Dua guru SMA di Luwu Utara, Rasnal dan Abdul Muis, diberhentikan tidak dengan hormat sebagai ASN setelah membantu guru honorer yang tak menerima gaji hingga 10 bulan. Mereka memungut Rp 20 ribu dari orang tua murid atas persetujuan komite sekolah untuk membayar honorer. Namun, tindakan tersebut kemudian dilaporkan oleh salah satu LSM, bergulir ke ranah hukum, dan Mahkamah Agung memvonis keduanya satu tahun penjara.

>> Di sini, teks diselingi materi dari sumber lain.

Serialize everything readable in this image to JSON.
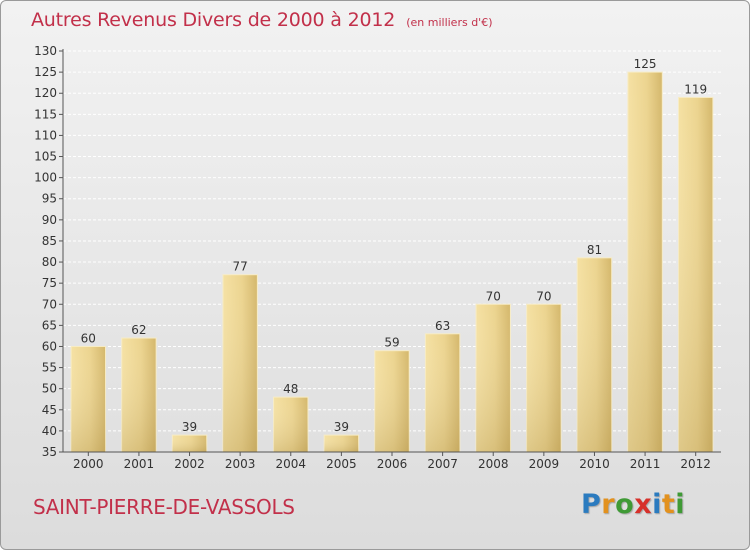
{
  "header": {
    "title": "Autres Revenus Divers de 2000 à 2012",
    "subtitle": "(en milliers d'€)"
  },
  "footer": {
    "city": "SAINT-PIERRE-DE-VASSOLS",
    "logo": {
      "letters": [
        "P",
        "r",
        "o",
        "x",
        "i",
        "t",
        "i"
      ],
      "colors": [
        "#2b7bbf",
        "#e2911e",
        "#3f9a35",
        "#d7312b",
        "#2b7bbf",
        "#e2911e",
        "#3f9a35"
      ]
    }
  },
  "chart_data": {
    "type": "bar",
    "title": "Autres Revenus Divers de 2000 à 2012",
    "subtitle": "(en milliers d'€)",
    "categories": [
      "2000",
      "2001",
      "2002",
      "2003",
      "2004",
      "2005",
      "2006",
      "2007",
      "2008",
      "2009",
      "2010",
      "2011",
      "2012"
    ],
    "values": [
      60,
      62,
      39,
      77,
      48,
      39,
      59,
      63,
      70,
      70,
      81,
      125,
      119
    ],
    "ylim": [
      35,
      130
    ],
    "yticks": [
      35,
      40,
      45,
      50,
      55,
      60,
      65,
      70,
      75,
      80,
      85,
      90,
      95,
      100,
      105,
      110,
      115,
      120,
      125,
      130
    ],
    "grid": true,
    "bar_color": "#e8cf86"
  }
}
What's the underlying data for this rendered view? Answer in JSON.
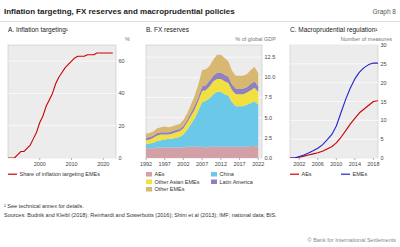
{
  "title": "Inflation targeting, FX reserves and macroprudential policies",
  "subtitle": "Graph 8",
  "annotations": [
    "¹ See technical annex for details.",
    "Sources: Budnik and Kleibl (2018); Reinhardt and Sowerbutts (2016); Shim et al (2013); IMF; national data; BIS.",
    "© Bank for International Settlements"
  ],
  "chart_data": [
    {
      "type": "line",
      "title": "A. Inflation targeting¹",
      "ylabel": "%",
      "x": [
        1990,
        1991,
        1992,
        1993,
        1994,
        1995,
        1996,
        1997,
        1998,
        1999,
        2000,
        2001,
        2002,
        2003,
        2004,
        2005,
        2006,
        2007,
        2008,
        2009,
        2010,
        2011,
        2012,
        2013,
        2014,
        2015,
        2016,
        2017,
        2018,
        2019,
        2020,
        2021,
        2022,
        2023
      ],
      "series": [
        {
          "name": "Share of inflation targeting EMEs",
          "color": "#cc0000",
          "values": [
            0,
            0,
            0,
            2,
            4,
            4,
            6,
            8,
            12,
            16,
            22,
            26,
            32,
            36,
            40,
            46,
            50,
            53,
            56,
            58,
            60,
            62,
            63,
            63,
            63,
            64,
            64,
            64,
            65,
            65,
            65,
            65,
            65,
            65
          ]
        }
      ],
      "xlim": [
        1990,
        2024
      ],
      "xticks": [
        2000,
        2010,
        2020
      ],
      "ylim": [
        0,
        70
      ],
      "yticks": [
        0,
        20,
        40,
        60
      ],
      "grid": true,
      "legend": "bottom"
    },
    {
      "type": "area",
      "stacked": true,
      "title": "B. FX reserves",
      "ylabel": "% of global GDP",
      "x": [
        1992,
        1993,
        1994,
        1995,
        1996,
        1997,
        1998,
        1999,
        2000,
        2001,
        2002,
        2003,
        2004,
        2005,
        2006,
        2007,
        2008,
        2009,
        2010,
        2011,
        2012,
        2013,
        2014,
        2015,
        2016,
        2017,
        2018,
        2019,
        2020,
        2021,
        2022
      ],
      "series": [
        {
          "name": "AEs",
          "color": "#d4a0a8",
          "values": [
            1.2,
            1.2,
            1.2,
            1.3,
            1.3,
            1.3,
            1.3,
            1.3,
            1.3,
            1.3,
            1.3,
            1.4,
            1.4,
            1.4,
            1.4,
            1.4,
            1.3,
            1.4,
            1.4,
            1.4,
            1.4,
            1.4,
            1.4,
            1.4,
            1.4,
            1.4,
            1.4,
            1.4,
            1.5,
            1.5,
            1.4
          ]
        },
        {
          "name": "China",
          "color": "#6cc8e8",
          "values": [
            0.5,
            0.6,
            0.7,
            0.8,
            0.9,
            1.0,
            1.1,
            1.1,
            1.2,
            1.3,
            1.6,
            2.1,
            2.8,
            3.5,
            4.5,
            5.5,
            5.8,
            6.0,
            6.5,
            6.8,
            6.8,
            6.5,
            6.3,
            5.5,
            5.0,
            5.0,
            5.0,
            5.2,
            5.3,
            5.5,
            5.2
          ]
        },
        {
          "name": "Other Asian EMEs",
          "color": "#f0e040",
          "values": [
            0.5,
            0.5,
            0.6,
            0.7,
            0.7,
            0.6,
            0.5,
            0.6,
            0.7,
            0.7,
            0.8,
            0.9,
            1.0,
            1.1,
            1.2,
            1.4,
            1.3,
            1.5,
            1.6,
            1.6,
            1.6,
            1.6,
            1.6,
            1.5,
            1.5,
            1.5,
            1.5,
            1.5,
            1.6,
            1.7,
            1.6
          ]
        },
        {
          "name": "Latin America",
          "color": "#9080c0",
          "values": [
            0.3,
            0.3,
            0.3,
            0.3,
            0.3,
            0.3,
            0.3,
            0.3,
            0.3,
            0.3,
            0.3,
            0.3,
            0.4,
            0.5,
            0.5,
            0.6,
            0.6,
            0.7,
            0.7,
            0.8,
            0.8,
            0.8,
            0.8,
            0.7,
            0.7,
            0.7,
            0.7,
            0.7,
            0.8,
            0.8,
            0.7
          ]
        },
        {
          "name": "Other EMEs",
          "color": "#d8b870",
          "values": [
            0.5,
            0.5,
            0.5,
            0.6,
            0.6,
            0.7,
            0.6,
            0.6,
            0.6,
            0.6,
            0.7,
            0.8,
            1.0,
            1.2,
            1.5,
            2.0,
            2.0,
            1.8,
            2.0,
            2.2,
            2.2,
            2.1,
            1.9,
            1.7,
            1.6,
            1.6,
            1.6,
            1.6,
            1.7,
            1.8,
            1.6
          ]
        }
      ],
      "xlim": [
        1992,
        2023
      ],
      "xticks": [
        1992,
        1997,
        2002,
        2007,
        2012,
        2017,
        2022
      ],
      "ylim": [
        0,
        14
      ],
      "yticks": [
        {
          "value": 0,
          "label": "0.0"
        },
        2.5,
        {
          "value": 5,
          "label": "5.0"
        },
        7.5,
        {
          "value": 10,
          "label": "10.0"
        },
        12.5
      ],
      "grid": true,
      "legend": "bottom"
    },
    {
      "type": "line",
      "title": "C. Macroprudential regulation¹",
      "ylabel": "Number of measures",
      "x": [
        2000,
        2001,
        2002,
        2003,
        2004,
        2005,
        2006,
        2007,
        2008,
        2009,
        2010,
        2011,
        2012,
        2013,
        2014,
        2015,
        2016,
        2017,
        2018,
        2019
      ],
      "series": [
        {
          "name": "AEs",
          "color": "#cc0000",
          "values": [
            0,
            0,
            0.2,
            0.5,
            0.8,
            1.1,
            1.4,
            1.8,
            2.4,
            3.0,
            4.0,
            5.5,
            7.2,
            9.0,
            10.5,
            12.0,
            13.0,
            14.0,
            15.0,
            15.2
          ]
        },
        {
          "name": "EMEs",
          "color": "#2222cc",
          "values": [
            0,
            0,
            0.4,
            0.8,
            1.3,
            1.9,
            2.6,
            3.5,
            4.8,
            6.2,
            8.5,
            12.0,
            15.5,
            18.5,
            21.0,
            22.8,
            24.0,
            24.8,
            25.2,
            25.2
          ]
        }
      ],
      "xlim": [
        2000,
        2019
      ],
      "xticks": [
        2002,
        2006,
        2010,
        2014,
        2018
      ],
      "ylim": [
        0,
        30
      ],
      "yticks": [
        0,
        5,
        10,
        15,
        20,
        25,
        30
      ],
      "grid": true,
      "legend": "bottom"
    }
  ]
}
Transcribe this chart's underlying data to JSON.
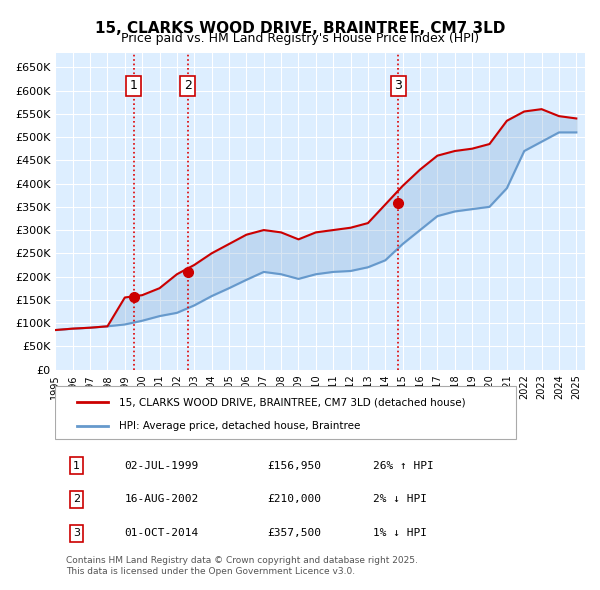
{
  "title": "15, CLARKS WOOD DRIVE, BRAINTREE, CM7 3LD",
  "subtitle": "Price paid vs. HM Land Registry's House Price Index (HPI)",
  "ylabel_ticks": [
    "£0",
    "£50K",
    "£100K",
    "£150K",
    "£200K",
    "£250K",
    "£300K",
    "£350K",
    "£400K",
    "£450K",
    "£500K",
    "£550K",
    "£600K",
    "£650K"
  ],
  "ytick_values": [
    0,
    50000,
    100000,
    150000,
    200000,
    250000,
    300000,
    350000,
    400000,
    450000,
    500000,
    550000,
    600000,
    650000
  ],
  "xlim": [
    1995.0,
    2025.5
  ],
  "ylim": [
    0,
    680000
  ],
  "sale_dates": [
    1999.5,
    2002.62,
    2014.75
  ],
  "sale_prices": [
    156950,
    210000,
    357500
  ],
  "marker_labels": [
    "1",
    "2",
    "3"
  ],
  "vline_color": "#dd0000",
  "vline_style": ":",
  "marker_box_color": "#cc0000",
  "hpi_color": "#6699cc",
  "price_color": "#cc0000",
  "legend_line1": "15, CLARKS WOOD DRIVE, BRAINTREE, CM7 3LD (detached house)",
  "legend_line2": "HPI: Average price, detached house, Braintree",
  "table_rows": [
    [
      "1",
      "02-JUL-1999",
      "£156,950",
      "26% ↑ HPI"
    ],
    [
      "2",
      "16-AUG-2002",
      "£210,000",
      "2% ↓ HPI"
    ],
    [
      "3",
      "01-OCT-2014",
      "£357,500",
      "1% ↓ HPI"
    ]
  ],
  "footer": "Contains HM Land Registry data © Crown copyright and database right 2025.\nThis data is licensed under the Open Government Licence v3.0.",
  "bg_chart": "#ddeeff",
  "bg_figure": "#ffffff",
  "grid_color": "#ffffff",
  "years": [
    1995,
    1996,
    1997,
    1998,
    1999,
    2000,
    2001,
    2002,
    2003,
    2004,
    2005,
    2006,
    2007,
    2008,
    2009,
    2010,
    2011,
    2012,
    2013,
    2014,
    2015,
    2016,
    2017,
    2018,
    2019,
    2020,
    2021,
    2022,
    2023,
    2024,
    2025
  ],
  "hpi_values": [
    85000,
    88000,
    90000,
    93000,
    97000,
    105000,
    115000,
    122000,
    138000,
    158000,
    175000,
    193000,
    210000,
    205000,
    195000,
    205000,
    210000,
    212000,
    220000,
    235000,
    270000,
    300000,
    330000,
    340000,
    345000,
    350000,
    390000,
    470000,
    490000,
    510000,
    510000
  ],
  "price_hpi_values": [
    85000,
    88000,
    90000,
    93000,
    155000,
    160000,
    175000,
    205000,
    225000,
    250000,
    270000,
    290000,
    300000,
    295000,
    280000,
    295000,
    300000,
    305000,
    315000,
    355000,
    395000,
    430000,
    460000,
    470000,
    475000,
    485000,
    535000,
    555000,
    560000,
    545000,
    540000
  ]
}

Ketua PGRI Luwu Utara, Ismaruddin, menyayangkan keputusan pemecatan tersebut. Ia menilai semestinya Gubernur Sulsel lebih bijak dan memberikan pembinaan, bukan memecat. PGRI bersama kedua guru berencana mengajukan grasi kepada Presiden Prabowo agar Rasnal dan Abdul Muis mendapatkan pengampunan dan dipulihkan haknya sebagai ASN.

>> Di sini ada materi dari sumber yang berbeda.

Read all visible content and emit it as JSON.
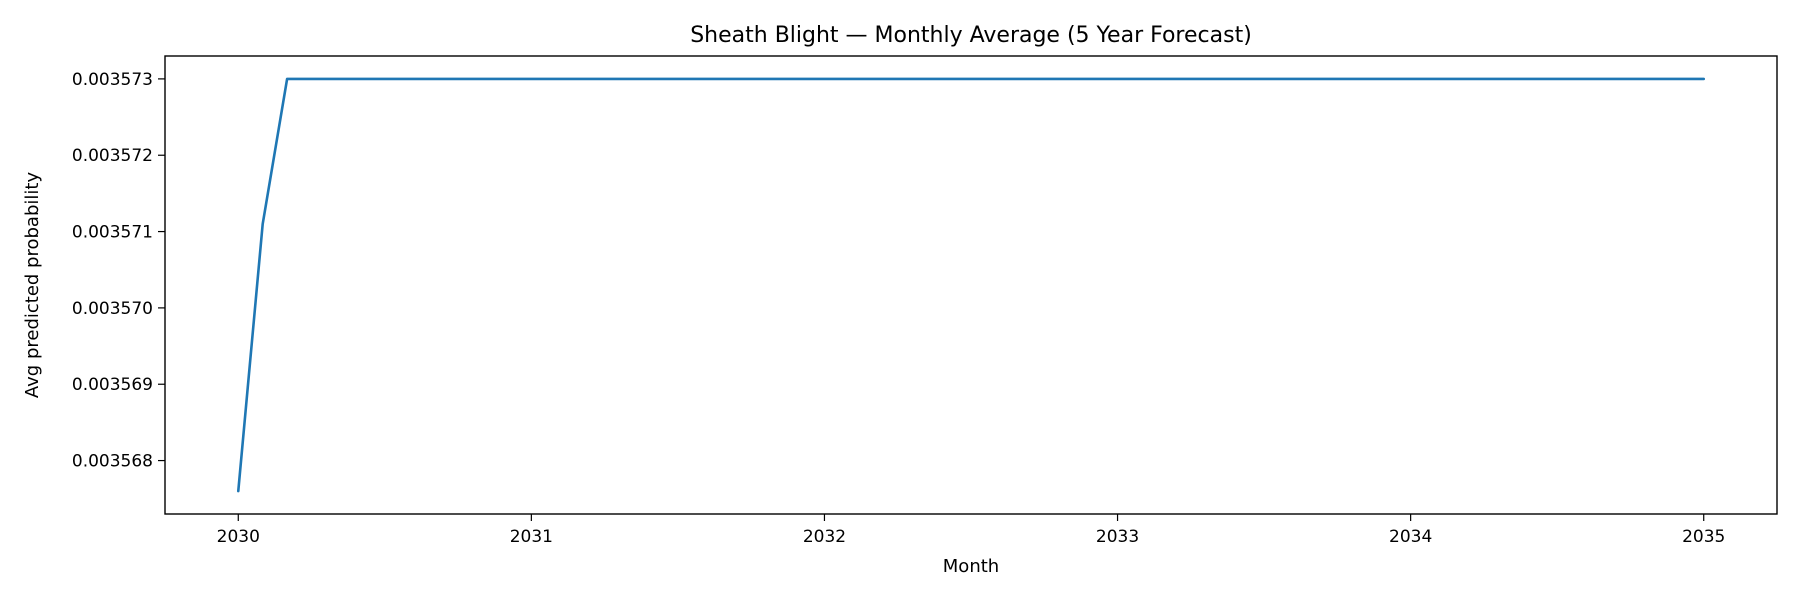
{
  "chart_data": {
    "type": "line",
    "title": "Sheath Blight — Monthly Average (5 Year Forecast)",
    "xlabel": "Month",
    "ylabel": "Avg predicted probability",
    "x_ticks": [
      "2030",
      "2031",
      "2032",
      "2033",
      "2034",
      "2035"
    ],
    "y_ticks": [
      "0.003568",
      "0.003569",
      "0.003570",
      "0.003571",
      "0.003572",
      "0.003573"
    ],
    "xlim": [
      2029.75,
      2035.25
    ],
    "ylim": [
      0.0035673,
      0.0035733
    ],
    "grid": false,
    "legend": "none",
    "series": [
      {
        "color": "#1f77b4",
        "x": [
          "2030-01",
          "2030-02",
          "2030-03",
          "2030-04",
          "2035-01"
        ],
        "y": [
          0.0035676,
          0.0035711,
          0.003573,
          0.003573,
          0.003573
        ]
      }
    ]
  }
}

Supri Balantja, mantan anggota Komite SMAN 1 Luwu Utara, menegaskan bahwa patungan Rp 20 ribu dilakukan atas kesepakatan orang tua, tanpa paksaan. Ia menyebut kasus ini sebagai bentuk kegagalan negara membiayai pendidikan hingga guru honorer tidak mendapat haknya dan akhirnya para guru justru dipidana.

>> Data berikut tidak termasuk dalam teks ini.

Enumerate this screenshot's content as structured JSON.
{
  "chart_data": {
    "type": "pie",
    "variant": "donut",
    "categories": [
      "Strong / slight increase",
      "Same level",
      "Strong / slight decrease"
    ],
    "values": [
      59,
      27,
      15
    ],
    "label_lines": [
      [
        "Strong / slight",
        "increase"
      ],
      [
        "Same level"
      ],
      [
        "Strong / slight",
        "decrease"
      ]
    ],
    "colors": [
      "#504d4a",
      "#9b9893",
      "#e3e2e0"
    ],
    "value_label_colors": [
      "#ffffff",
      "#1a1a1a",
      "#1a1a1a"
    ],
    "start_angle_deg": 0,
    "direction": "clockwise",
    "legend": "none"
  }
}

Sementara itu, Pemprov Sulsel menyatakan pemecatan tersebut adalah tindak lanjut dari putusan hukum yang sudah inkrah. Kepala Dinas Pendidikan Provinsi Sulawesi Selatan, Iqbal Nadjamuddin, menegaskan bahwa PTDH dilakukan karena aturan ASN mengatur pemberhentian bagi ASN yang terlibat pidana dan putusannya telah berkekuatan hukum tetap.